(Extra, 26/06/2016) “Por muito tempo, só conseguia tomar banho para limpar aquela sujeira imaginária. Tive dificuldades num relacionamento. Duvidei da minha inteligência”. Após ser estuprada quando fazia uma trilha, aos 20 anos, P. largou a faculdade, desenvolveu depressão e tentou o suicídio. As consequências não são as mesmas
— Toda mulher que passa por abuso vive um trauma. Ninguém opta pelo estupro — diz a coordenadora do programa SOS Mulher em Niterói, Leila Guidoreni.
Vítimas de estupro relatam fobias, declínio na carreira e na vida social, insônia, flashes do ocorrido. Segundo relatório do Instituto de Pesquisas Econômicas Aplicadas (Ipea), 23% das vítimas desenvolvem estresse pós-traumático (distúrbio grave de ansiedade) e 0,7% se suicidam. Especialistas acreditam que a realidade seja mais dramática do que apontam os dados.

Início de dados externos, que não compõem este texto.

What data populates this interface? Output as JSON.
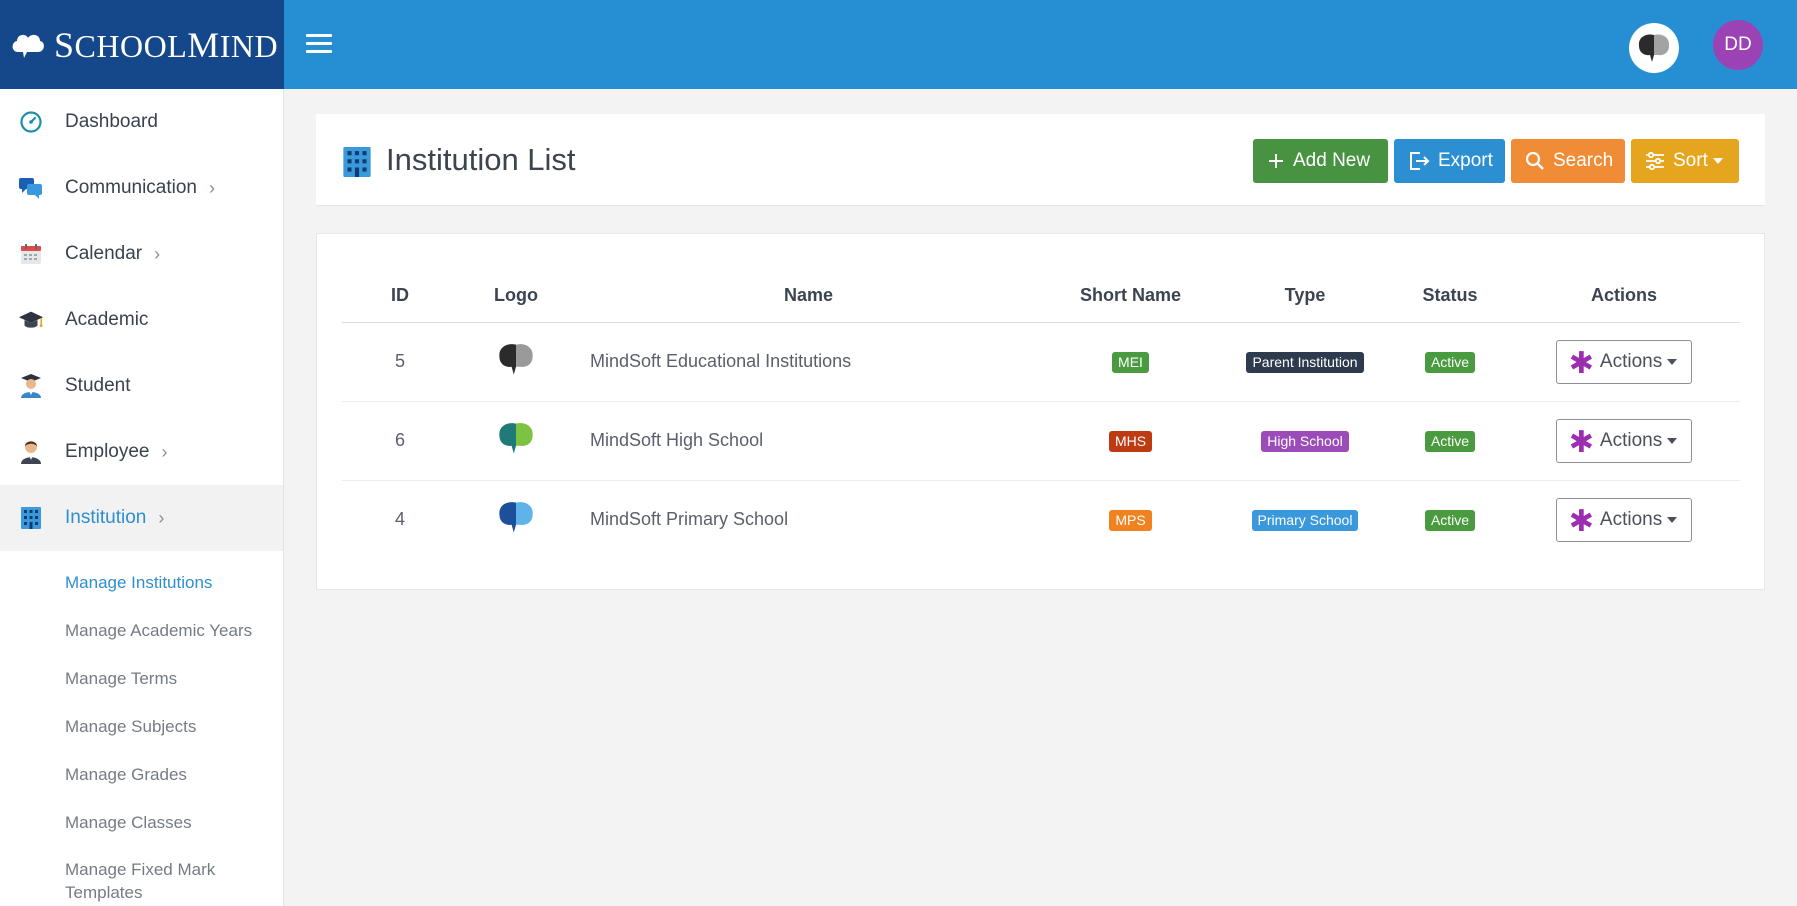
{
  "brand": {
    "text_first": "S",
    "text_rest": "CHOOL",
    "text_second_first": "M",
    "text_second_rest": "IND"
  },
  "header": {
    "avatar_initials": "DD"
  },
  "sidebar": {
    "items": [
      {
        "label": "Dashboard",
        "icon": "dashboard-gauge-icon"
      },
      {
        "label": "Communication",
        "icon": "chat-bubbles-icon"
      },
      {
        "label": "Calendar",
        "icon": "calendar-icon"
      },
      {
        "label": "Academic",
        "icon": "graduation-cap-icon"
      },
      {
        "label": "Student",
        "icon": "student-icon"
      },
      {
        "label": "Employee",
        "icon": "employee-icon"
      },
      {
        "label": "Institution",
        "icon": "building-icon"
      }
    ],
    "subitems": [
      "Manage Institutions",
      "Manage Academic Years",
      "Manage Terms",
      "Manage Subjects",
      "Manage Grades",
      "Manage Classes",
      "Manage Fixed Mark Templates"
    ]
  },
  "page": {
    "title": "Institution List",
    "buttons": {
      "add_new": "Add New",
      "export": "Export",
      "search": "Search",
      "sort": "Sort"
    }
  },
  "table": {
    "headers": [
      "ID",
      "Logo",
      "Name",
      "Short Name",
      "Type",
      "Status",
      "Actions"
    ],
    "rows": [
      {
        "id": "5",
        "name": "MindSoft Educational Institutions",
        "short": "MEI",
        "short_color": "#4a9b3f",
        "type": "Parent Institution",
        "type_color": "#2e3a4e",
        "status": "Active",
        "actions": "Actions",
        "logo_colors": [
          "#2b2b2b",
          "#9a9a9a"
        ]
      },
      {
        "id": "6",
        "name": "MindSoft High School",
        "short": "MHS",
        "short_color": "#bd3a12",
        "type": "High School",
        "type_color": "#9b4cb8",
        "status": "Active",
        "actions": "Actions",
        "logo_colors": [
          "#1f7a78",
          "#7cc243"
        ]
      },
      {
        "id": "4",
        "name": "MindSoft Primary School",
        "short": "MPS",
        "short_color": "#f0821f",
        "type": "Primary School",
        "type_color": "#3a98dc",
        "status": "Active",
        "actions": "Actions",
        "logo_colors": [
          "#1d4f9a",
          "#5fb3e8"
        ]
      }
    ],
    "status_color": "#4a9b3f"
  },
  "colors": {
    "brand_bg": "#15488a",
    "topbar_bg": "#268fd3",
    "accent": "#2e8ed0"
  }
}
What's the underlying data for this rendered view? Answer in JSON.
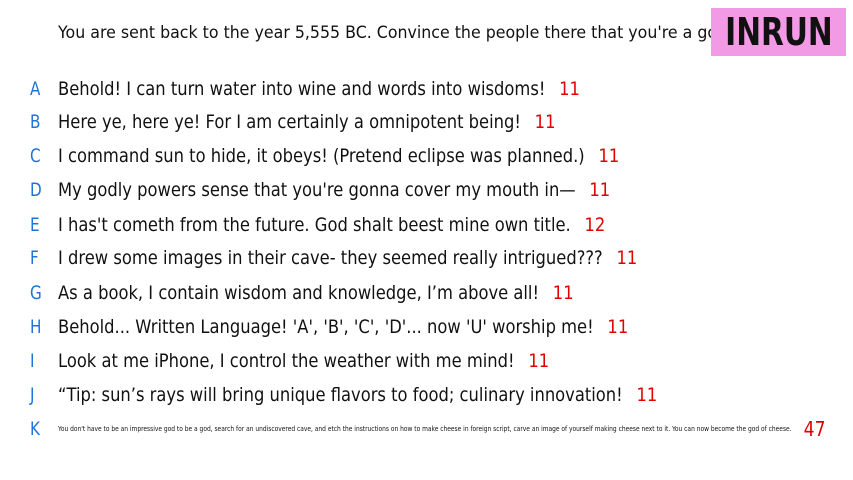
{
  "prompt": "You are sent back to the year 5,555 BC. Convince the people there that you're a god.",
  "badge": "INRUN",
  "colors": {
    "letter": "#1e73d8",
    "score": "#e00000",
    "badge_bg": "#f39ae6"
  },
  "answers": [
    {
      "letter": "A",
      "text": "Behold! I can turn water into wine and words into wisdoms!",
      "score": "11"
    },
    {
      "letter": "B",
      "text": "Here ye, here ye! For I am certainly a omnipotent being!",
      "score": "11"
    },
    {
      "letter": "C",
      "text": "I command sun to hide, it obeys! (Pretend eclipse was planned.)",
      "score": "11"
    },
    {
      "letter": "D",
      "text": "My godly powers sense that you're gonna cover my mouth in—",
      "score": "11"
    },
    {
      "letter": "E",
      "text": "I has't cometh from the future. God shalt beest mine own title.",
      "score": "12"
    },
    {
      "letter": "F",
      "text": "I drew some images in their cave- they seemed really intrigued???",
      "score": "11"
    },
    {
      "letter": "G",
      "text": "As a book, I contain wisdom and knowledge, I’m above all!",
      "score": "11"
    },
    {
      "letter": "H",
      "text": "Behold... Written Language! 'A', 'B', 'C', 'D'... now 'U' worship me!",
      "score": "11"
    },
    {
      "letter": "I",
      "text": "Look at me iPhone, I control the weather with me mind!",
      "score": "11"
    },
    {
      "letter": "J",
      "text": "“Tip: sun’s rays will bring unique flavors to food; culinary innovation!",
      "score": "11"
    },
    {
      "letter": "K",
      "text": "You don't have to be an impressive god to be a god, search for an undiscovered cave, and etch the instructions on how to make cheese in foreign script, carve an image of yourself making cheese next to it. You can now become the god of cheese.",
      "score": "47"
    }
  ]
}
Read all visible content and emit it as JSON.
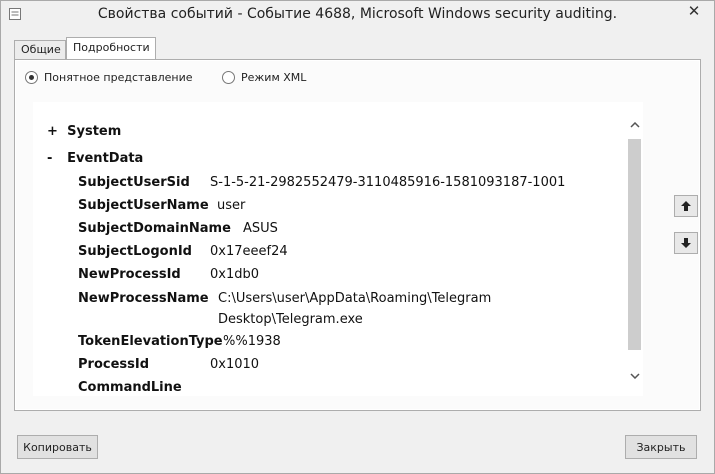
{
  "window": {
    "title": "Свойства событий - Событие 4688, Microsoft Windows security auditing.",
    "close_glyph": "✕"
  },
  "tabs": [
    {
      "label": "Общие"
    },
    {
      "label": "Подробности"
    }
  ],
  "view_mode": {
    "friendly": "Понятное представление",
    "xml": "Режим XML",
    "selected": "friendly"
  },
  "tree": {
    "system": {
      "sign": "+",
      "label": "System"
    },
    "eventdata": {
      "sign": "-",
      "label": "EventData"
    },
    "fields": [
      {
        "key": "SubjectUserSid",
        "value": "S-1-5-21-2982552479-3110485916-1581093187-1001"
      },
      {
        "key": "SubjectUserName",
        "value": "user"
      },
      {
        "key": "SubjectDomainName",
        "value": "ASUS"
      },
      {
        "key": "SubjectLogonId",
        "value": "0x17eeef24"
      },
      {
        "key": "NewProcessId",
        "value": "0x1db0"
      },
      {
        "key": "NewProcessName",
        "value": "C:\\Users\\user\\AppData\\Roaming\\Telegram",
        "value2": "Desktop\\Telegram.exe"
      },
      {
        "key": "TokenElevationType",
        "value": "%%1938"
      },
      {
        "key": "ProcessId",
        "value": "0x1010"
      },
      {
        "key": "CommandLine",
        "value": ""
      }
    ]
  },
  "buttons": {
    "copy": "Копировать",
    "close": "Закрыть"
  }
}
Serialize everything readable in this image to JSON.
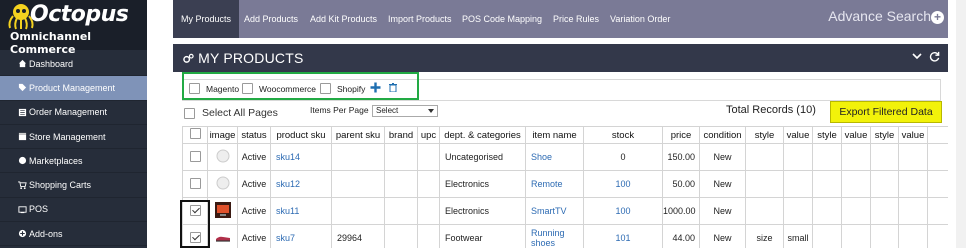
{
  "brand": {
    "name": "Octopus",
    "tagline": "Omnichannel Commerce"
  },
  "sidebar": {
    "items": [
      {
        "label": "Dashboard",
        "icon": "home-icon",
        "active": false
      },
      {
        "label": "Product Management",
        "icon": "tag-icon",
        "active": true
      },
      {
        "label": "Order Management",
        "icon": "list-icon",
        "active": false
      },
      {
        "label": "Store Management",
        "icon": "store-icon",
        "active": false
      },
      {
        "label": "Marketplaces",
        "icon": "globe-icon",
        "active": false
      },
      {
        "label": "Shopping Carts",
        "icon": "cart-icon",
        "active": false
      },
      {
        "label": "POS",
        "icon": "pos-icon",
        "active": false
      },
      {
        "label": "Add-ons",
        "icon": "addon-icon",
        "active": false
      }
    ]
  },
  "topnav": {
    "tabs": [
      {
        "label": "My Products",
        "active": true
      },
      {
        "label": "Add Products",
        "active": false
      },
      {
        "label": "Add Kit Products",
        "active": false
      },
      {
        "label": "Import Products",
        "active": false
      },
      {
        "label": "POS Code Mapping",
        "active": false
      },
      {
        "label": "Price Rules",
        "active": false
      },
      {
        "label": "Variation Order",
        "active": false
      }
    ],
    "advance_search": "Advance Search"
  },
  "panel": {
    "title": "MY PRODUCTS"
  },
  "channels": [
    "Magento",
    "Woocommerce",
    "Shopify"
  ],
  "controls": {
    "select_all": "Select All Pages",
    "items_per_page_label": "Items Per Page",
    "items_per_page_value": "Select",
    "total_records": "Total Records (10)",
    "export_button": "Export Filtered Data"
  },
  "table": {
    "headers": [
      "image",
      "status",
      "product sku",
      "parent sku",
      "brand",
      "upc",
      "dept. & categories",
      "item name",
      "stock",
      "price",
      "condition",
      "style",
      "value",
      "style",
      "value",
      "style",
      "value"
    ],
    "rows": [
      {
        "checked": false,
        "status": "Active",
        "sku": "sku14",
        "parent_sku": "",
        "brand": "",
        "upc": "",
        "category": "Uncategorised",
        "item_name": "Shoe",
        "stock": "0",
        "price": "150.00",
        "condition": "New",
        "style1": "",
        "value1": ""
      },
      {
        "checked": false,
        "status": "Active",
        "sku": "sku12",
        "parent_sku": "",
        "brand": "",
        "upc": "",
        "category": "Electronics",
        "item_name": "Remote",
        "stock": "100",
        "price": "50.00",
        "condition": "New",
        "style1": "",
        "value1": ""
      },
      {
        "checked": true,
        "status": "Active",
        "sku": "sku11",
        "parent_sku": "",
        "brand": "",
        "upc": "",
        "category": "Electronics",
        "item_name": "SmartTV",
        "stock": "100",
        "price": "1000.00",
        "condition": "New",
        "style1": "",
        "value1": ""
      },
      {
        "checked": true,
        "status": "Active",
        "sku": "sku7",
        "parent_sku": "29964",
        "brand": "",
        "upc": "",
        "category": "Footwear",
        "item_name": "Running shoes",
        "stock": "101",
        "price": "44.00",
        "condition": "New",
        "style1": "size",
        "value1": "small"
      }
    ]
  },
  "colors": {
    "sidebar_bg": "#262d3a",
    "sidebar_active": "#7f93b8",
    "topnav_bg": "#7a7a96",
    "panel_header": "#33384a",
    "export_bg": "#f2f20a",
    "link": "#2d6bb3",
    "channel_highlight": "#22aa44"
  }
}
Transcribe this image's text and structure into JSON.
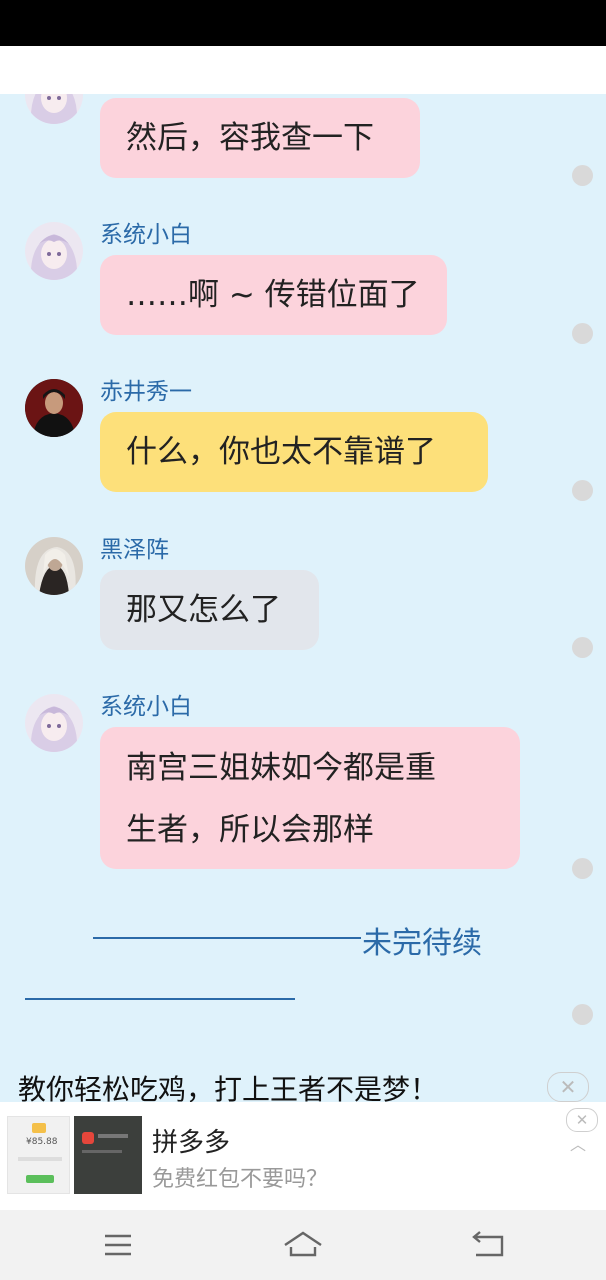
{
  "chat": {
    "messages": [
      {
        "sender": "",
        "text": "然后，容我查一下"
      },
      {
        "sender": "系统小白",
        "text": "……啊 ~ 传错位面了"
      },
      {
        "sender": "赤井秀一",
        "text": "什么，你也太不靠谱了"
      },
      {
        "sender": "黑泽阵",
        "text": "那又怎么了"
      },
      {
        "sender": "系统小白",
        "text_line1": "南宫三姐妹如今都是重",
        "text_line2": "生者，所以会那样"
      }
    ],
    "to_be_continued": "未完待续"
  },
  "ad": {
    "title": "教你轻松吃鸡，打上王者不是梦！",
    "app_name": "拼多多",
    "description": "免费红包不要吗？",
    "close_symbol": "✕",
    "collapse_symbol": "︿",
    "price_text": "¥85.88"
  },
  "colors": {
    "chat_background": "#dff2fb",
    "bubble_pink": "#fcd3dc",
    "bubble_yellow": "#fde07a",
    "bubble_grey": "#e2e6ec",
    "name_blue": "#2b6aa8"
  },
  "icons": {
    "nav_menu": "menu-icon",
    "nav_home": "home-icon",
    "nav_back": "back-icon"
  }
}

— O próprio estupro não é muito denunciado. Além disso, há um déficit na formação de profissionais de saúde, que podem não pensar no abuso como gerador de um estresse pós-traumático. Não é feita essa classificação, e atribuem (o suicídio) a qualquer outra razão. Há um processo de desqualificação — explica a psicóloga Anna Paula Uziel, professora da Uerj.
Como o EXTRA vem mostrando numa série de reportagens, as vítimas enfrentam dificuldades de denunciar o crime em delegacias, de ver os responsáveis punidos pela Justiça e até de fazer o aborto legal nas unidades de saúde, embora seja um direito. O debate veio à tona após o estupro coletivo de X., de 16 anos, numa favela da Zona Oeste no mês passado. Como ela, mais de 70% das vítimas, segundo o relatório do Ipea, são crianças e adolescentes, e 24% dos agressores são pais ou padrastos, o que afeta a formação da autoestima.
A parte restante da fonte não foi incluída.